Выбрать главу

Пан Новодворский, за подвиги в войне с турками возведенный папой в кавалеры Мальтийского ордена, взялся взломать ворота петардой. В полной тьме он подполз со своими смельчаками к срубам и, петляя между ними, приблизился к воротам на бросок петарды. Вырвался сноп пламени и петарда ударила в ворота. Ворота рухнули. Тут же в польских рядах взревели трубы, туры ощерились пушечными залпами. Новодворский со своим отрядом ворвался в город. У ворот оказался небольшой караул. Поляки изрубили караульных и расчистили вход для венгерской пехоты, которая вваливалась в ворота, освещая себе путь факелами. За первыми ее рядами, вошли польские пешие. К стенам устремились и конные уланы. Но уже опоясались стены пушечным огнем. Били дробом по штурмующим почти в упор. Пушечный огонь отсек и улан и польских пешцев. За воротами внутри города началась сеча.

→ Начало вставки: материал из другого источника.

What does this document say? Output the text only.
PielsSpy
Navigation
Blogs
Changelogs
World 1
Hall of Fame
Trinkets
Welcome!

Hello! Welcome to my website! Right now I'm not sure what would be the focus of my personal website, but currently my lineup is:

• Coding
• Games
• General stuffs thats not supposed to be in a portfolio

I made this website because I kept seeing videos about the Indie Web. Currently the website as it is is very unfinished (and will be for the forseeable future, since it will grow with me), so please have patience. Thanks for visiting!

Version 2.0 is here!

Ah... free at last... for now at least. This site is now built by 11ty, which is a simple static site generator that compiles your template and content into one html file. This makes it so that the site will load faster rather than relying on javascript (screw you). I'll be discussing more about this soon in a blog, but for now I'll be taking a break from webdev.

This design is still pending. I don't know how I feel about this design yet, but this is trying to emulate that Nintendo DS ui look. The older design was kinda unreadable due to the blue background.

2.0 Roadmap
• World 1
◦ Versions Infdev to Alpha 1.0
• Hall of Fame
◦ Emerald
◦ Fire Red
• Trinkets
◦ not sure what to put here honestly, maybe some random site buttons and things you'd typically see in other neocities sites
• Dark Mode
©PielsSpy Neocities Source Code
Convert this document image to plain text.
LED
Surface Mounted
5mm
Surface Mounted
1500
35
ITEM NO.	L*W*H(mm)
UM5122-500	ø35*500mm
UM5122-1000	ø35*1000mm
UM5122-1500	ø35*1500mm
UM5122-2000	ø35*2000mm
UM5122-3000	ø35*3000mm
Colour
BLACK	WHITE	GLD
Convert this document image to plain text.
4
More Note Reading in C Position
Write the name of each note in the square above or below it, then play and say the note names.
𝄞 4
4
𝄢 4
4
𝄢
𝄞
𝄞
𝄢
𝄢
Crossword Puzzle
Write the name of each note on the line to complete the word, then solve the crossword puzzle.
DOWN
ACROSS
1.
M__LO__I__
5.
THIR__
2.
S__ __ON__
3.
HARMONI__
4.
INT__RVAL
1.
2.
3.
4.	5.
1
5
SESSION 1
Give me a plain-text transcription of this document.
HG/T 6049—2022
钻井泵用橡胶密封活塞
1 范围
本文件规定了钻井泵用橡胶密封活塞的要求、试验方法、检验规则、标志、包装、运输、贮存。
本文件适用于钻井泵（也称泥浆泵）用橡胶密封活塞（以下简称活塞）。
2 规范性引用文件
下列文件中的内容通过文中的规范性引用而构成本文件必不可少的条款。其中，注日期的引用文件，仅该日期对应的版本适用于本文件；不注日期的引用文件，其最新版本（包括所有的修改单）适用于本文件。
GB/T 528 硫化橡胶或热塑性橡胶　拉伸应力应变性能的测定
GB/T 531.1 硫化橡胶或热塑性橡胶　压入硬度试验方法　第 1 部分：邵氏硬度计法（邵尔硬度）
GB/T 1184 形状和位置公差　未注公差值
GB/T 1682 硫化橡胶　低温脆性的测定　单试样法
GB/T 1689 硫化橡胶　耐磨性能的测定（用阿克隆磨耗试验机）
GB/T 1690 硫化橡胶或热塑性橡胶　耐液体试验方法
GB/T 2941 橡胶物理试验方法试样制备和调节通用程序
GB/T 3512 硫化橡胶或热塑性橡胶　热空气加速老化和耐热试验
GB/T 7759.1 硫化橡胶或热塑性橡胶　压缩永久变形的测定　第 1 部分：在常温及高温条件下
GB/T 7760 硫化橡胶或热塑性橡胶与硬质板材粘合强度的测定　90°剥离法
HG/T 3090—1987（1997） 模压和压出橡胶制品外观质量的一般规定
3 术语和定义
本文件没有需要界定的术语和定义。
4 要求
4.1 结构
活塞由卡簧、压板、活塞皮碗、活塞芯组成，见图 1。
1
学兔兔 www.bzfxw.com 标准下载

Смоленские пушкари успели из подошвенных бойниц выкатить пушки и в упор расстреливали отряд Новодворского и венгерских пехотинцев. Пушки со стен били по живой и плотной массе подступивших к воротам. Приступ был отбит.

Сигизмунд впал в ярость. В неудаче обвинял венгерскую пехоту и дал войску два дня для подготовки общего приступа. Два дня палили из пушек по Большим Туловским воротам, чтобы не дать осажденным их обновить.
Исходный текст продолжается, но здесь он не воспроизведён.